I would like some guidance on how to best parallelize this loop. I've played around with the parallel: macro, and using spawn, but haven't gotten a working solution yet. It isn't entirely clear what the best approach should be:
for i,face in faces:  #face is a path to an image file
    var width,height,channels:int
    #loads and decodes jpgs/pngs from disk returning a seq[byte]
    let data = stbi.load(face,width,height,channels,stbi.Default)
    if data != nil and data.len != 0:
        let target = (GL_TEXTURE_CUBE_MAP_POSITIVE_X.int+i).TexImageTarget
        #sets up opengl texture
        glTexImage2D(target.GLenum,
                     level.GLint,
                     internalFormat.GLint,
                     width.GLsizei,
                     height.GLsizei,
                     0,
                     format.GLenum,
                     pixelType.GLenum,
                     data[0].unsafeAddr)  #error on this when using parallel:
    else:
        echo "Failure to Load Cubemap Image"
When I try to just use the parallel: macro I get: Error: cannot prove: 0 <= len(data) + -1 (bounds check)

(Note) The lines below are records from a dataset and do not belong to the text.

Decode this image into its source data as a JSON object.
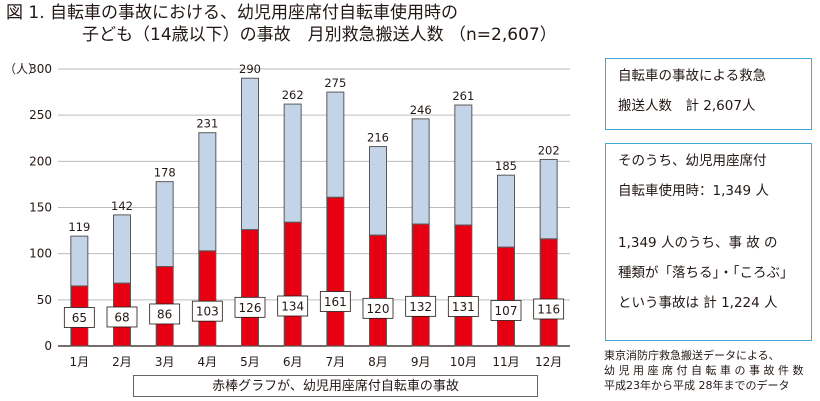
{
  "title": {
    "line1": "図 1. 自転車の事故における、幼児用座席付自転車使用時の",
    "line2": "子ども（14歳以下）の事故　月別救急搬送人数 （n=2,607）"
  },
  "chart_data": {
    "type": "bar",
    "stacked": true,
    "categories": [
      "1月",
      "2月",
      "3月",
      "4月",
      "5月",
      "6月",
      "7月",
      "8月",
      "9月",
      "10月",
      "11月",
      "12月"
    ],
    "totals": [
      119,
      142,
      178,
      231,
      290,
      262,
      275,
      216,
      246,
      261,
      185,
      202
    ],
    "series": [
      {
        "values": [
          65,
          68,
          86,
          103,
          126,
          134,
          161,
          120,
          132,
          131,
          107,
          116
        ],
        "color": "#e60012"
      },
      {
        "values": [
          54,
          74,
          92,
          128,
          164,
          128,
          114,
          96,
          114,
          130,
          78,
          86
        ],
        "color": "#c3d3e8"
      }
    ],
    "yaxis": {
      "unit": "（人）",
      "ylim": [
        0,
        300
      ],
      "ticks": [
        0,
        50,
        100,
        150,
        200,
        250,
        300
      ]
    },
    "grid": true,
    "legend_text": "赤棒グラフが、幼児用座席付自転車の事故"
  },
  "info": {
    "box1": {
      "line1": "自転車の事故による救急",
      "line2": "搬送人数　計 2,607人"
    },
    "box2": {
      "line1": "そのうち、幼児用座席付",
      "line2": "自転車使用時：1,349 人",
      "line3": "1,349 人のうち、事 故 の",
      "line4": "種類が「落ちる」・「ころぶ」",
      "line5": "という事故は 計 1,224 人"
    }
  },
  "source": {
    "line1": "東京消防庁救急搬送データによる、",
    "line2": "幼 児 用 座 席 付 自 転 車 の 事 故 件 数",
    "line3": "平成23年から平成 28年までのデータ"
  }
}
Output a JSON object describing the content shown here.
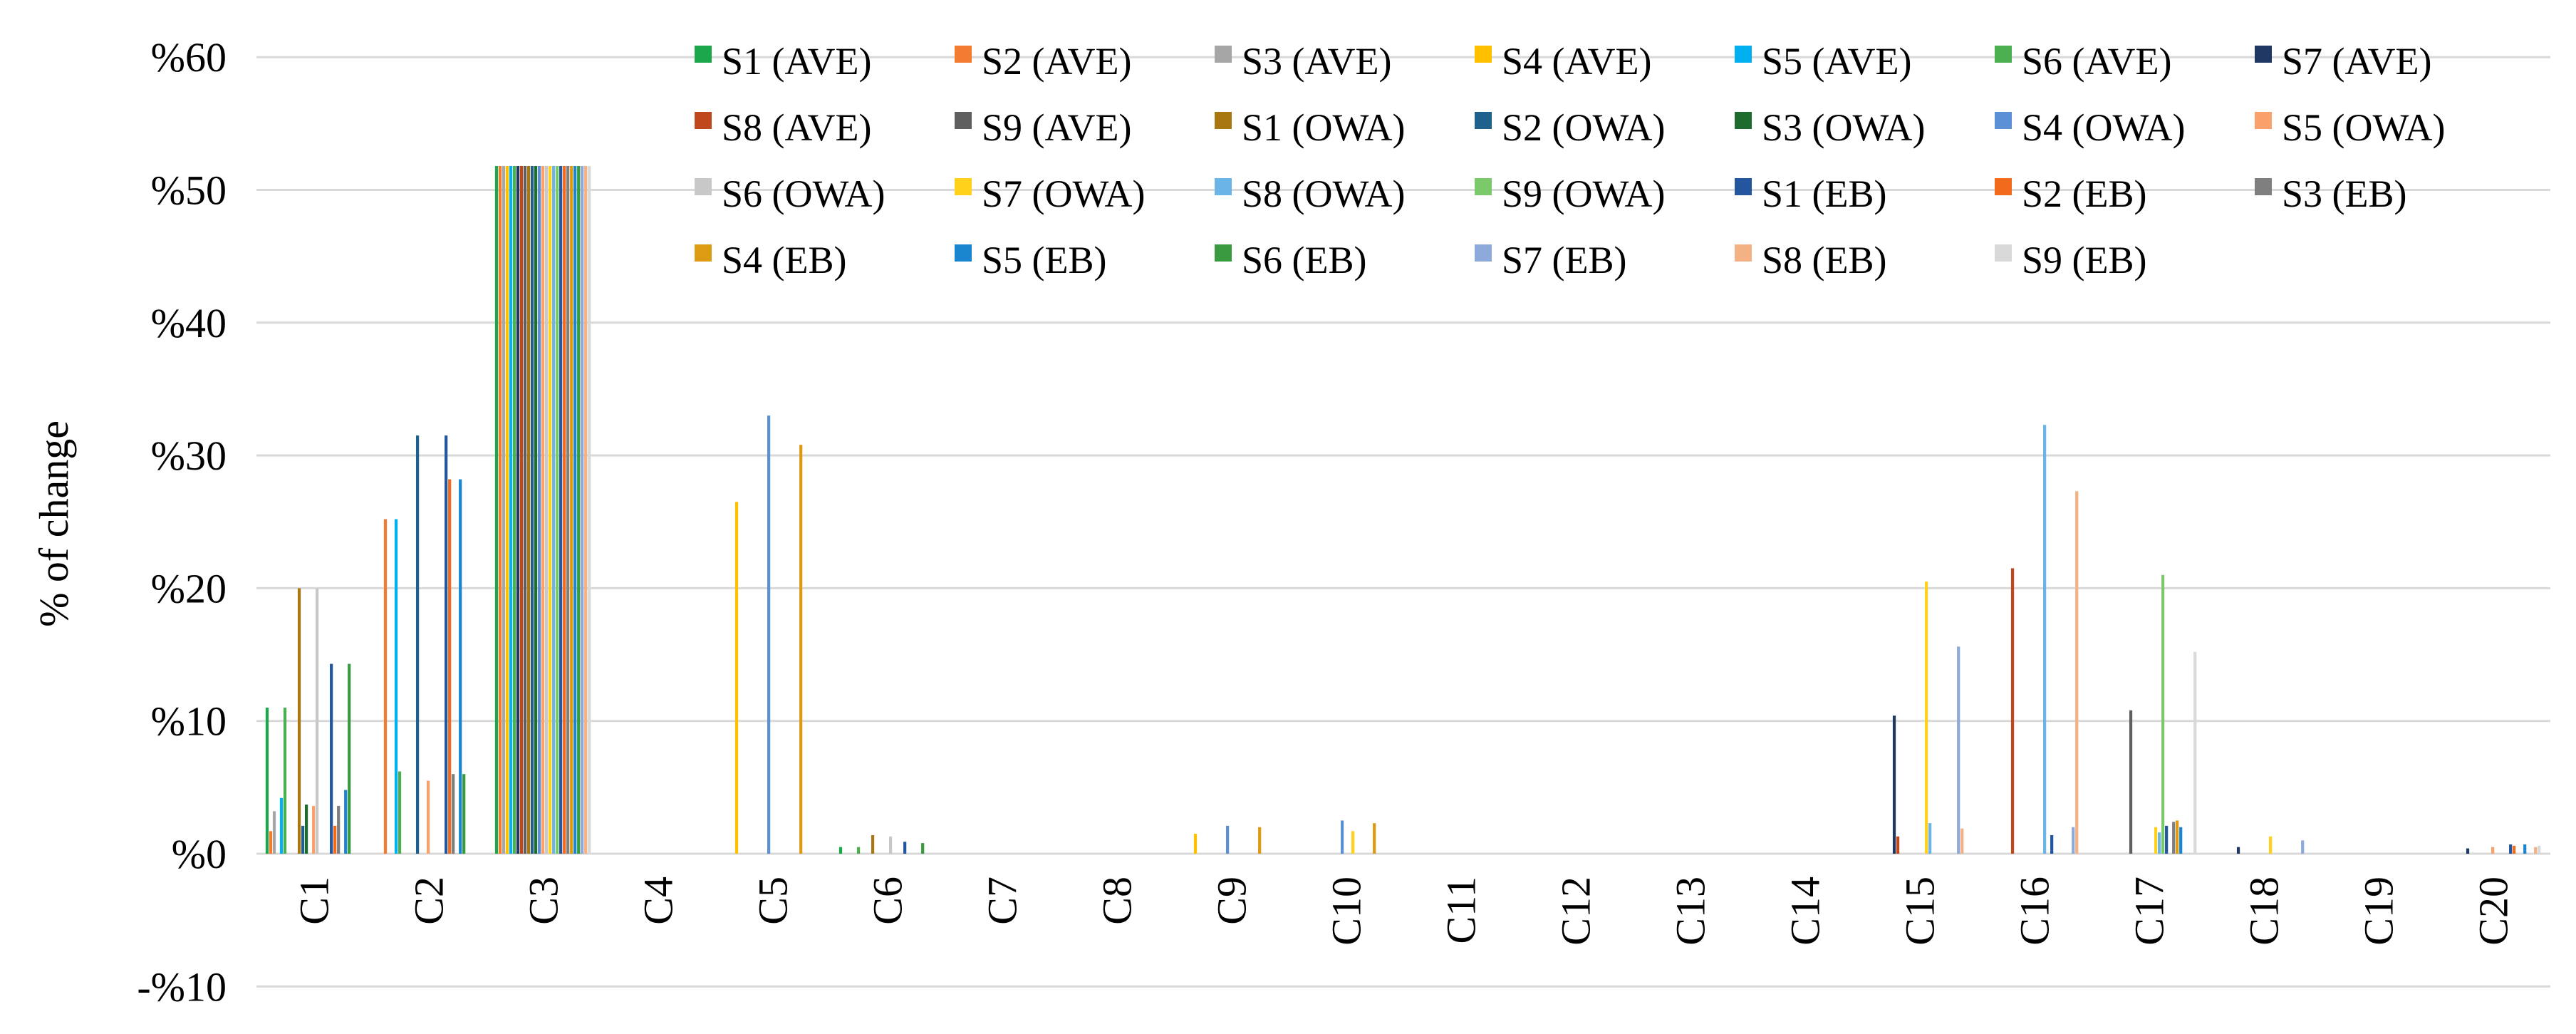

I also experimented with spawn but wasn't clear on how to use that well.
from this post
convert something like the following to suit your specific usage
  var
    LoopSz = faces.len
    res: array[LoopSz, int]
  parallel:
    for i in 0..LoopSz-1:
      spawn whateverNeedsDoingInParallel(..., res[i], ....)
  sync()
  for i in 0..LoopSz-1:
    aggResult = doSomeAggregationOfResults(res[i])
Note: currently don't do 0..<LoopSz (unless that has been fixed).
sync() simply waits till all your spawned threads are finished. If you call spawn n-times on the same proc it´s almost the same as parallel except that parallel does some additionally checks for you. Also you don't need to collect the FlowVars and check manually with ^ (on each FlowVar) (or use sync()) till all threads are finished. To refer to the docu-link of jlp765: if you exit the parallel-block everything is done.
Inside the parallel-block you need to use spawn and tune your degree of parallelism (split your data in n-chunks and process each chunk with a workerthread). So parallel is a higher level of abstraction to work with threads.
I don´t know what happens if you first spawn some threads and then enter a parallel block (and also spawn some threads). Never tried that but it should work.